750MW over 10-15 years
Brookfield Asset Management plans to spend up to 95 billion kronor ($9.9 billion) on an AI data center in Strängnäs, Sweden.
The investment more than doubles a planned 300MW facility to 750MW, with the company planning to purchase 350,000 sqm of additional land in Strängnäs to support the larger data center. Brookfield expects the data center to reach full capacity in 10-15 years.

“We are pleased to extend our partnership with Sweden and support their ambitions to become a leading AI hub in Europe,” Sikander Rashid, Brookfield’s head of Europe, said.
“To compete in the development of AI and realize its economic productivity, it is important to invest at scale in the infrastructure underpinning this technology. This extends beyond data centers and into data transfer, chip storage, and energy generation – today marks another important step for boosting sovereign compute capabilities for both public services and private enterprises in Europe.”
This month, Nvidia announced that it would partner with the Swedish Business Consortium, whose members include AstraZeneca, Ericsson, Saab, SEB, and Wallenberg Investments, to build Sweden’s largest enterprise AI supercomputer.

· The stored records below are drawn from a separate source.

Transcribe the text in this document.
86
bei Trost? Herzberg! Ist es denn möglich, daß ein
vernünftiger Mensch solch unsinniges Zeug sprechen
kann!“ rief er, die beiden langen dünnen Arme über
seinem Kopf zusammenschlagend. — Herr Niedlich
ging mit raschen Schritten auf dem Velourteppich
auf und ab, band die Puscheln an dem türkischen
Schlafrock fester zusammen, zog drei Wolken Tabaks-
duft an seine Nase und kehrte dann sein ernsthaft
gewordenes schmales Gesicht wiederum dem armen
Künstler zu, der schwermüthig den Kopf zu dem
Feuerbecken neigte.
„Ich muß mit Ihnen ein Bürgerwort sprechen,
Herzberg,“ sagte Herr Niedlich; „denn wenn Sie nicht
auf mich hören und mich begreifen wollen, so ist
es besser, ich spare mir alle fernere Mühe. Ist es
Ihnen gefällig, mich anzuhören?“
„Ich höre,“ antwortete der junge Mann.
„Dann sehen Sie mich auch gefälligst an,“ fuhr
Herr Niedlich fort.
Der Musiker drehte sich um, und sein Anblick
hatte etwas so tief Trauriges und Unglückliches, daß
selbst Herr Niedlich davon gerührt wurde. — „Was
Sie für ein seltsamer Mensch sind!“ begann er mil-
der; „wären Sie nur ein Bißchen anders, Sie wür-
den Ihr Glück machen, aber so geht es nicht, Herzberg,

The site of the facility has not been disclosed.
The AI boom has led to a number of large-scale data center investments across Europe.
Canadian-American alternative asset manager Brookfield in February said that it would spend €20 billion ($23bn) on AI infrastructure in France over the next five years.
Its data center business, Data4, increased plans to deploy 500MW by another 1GW in the country.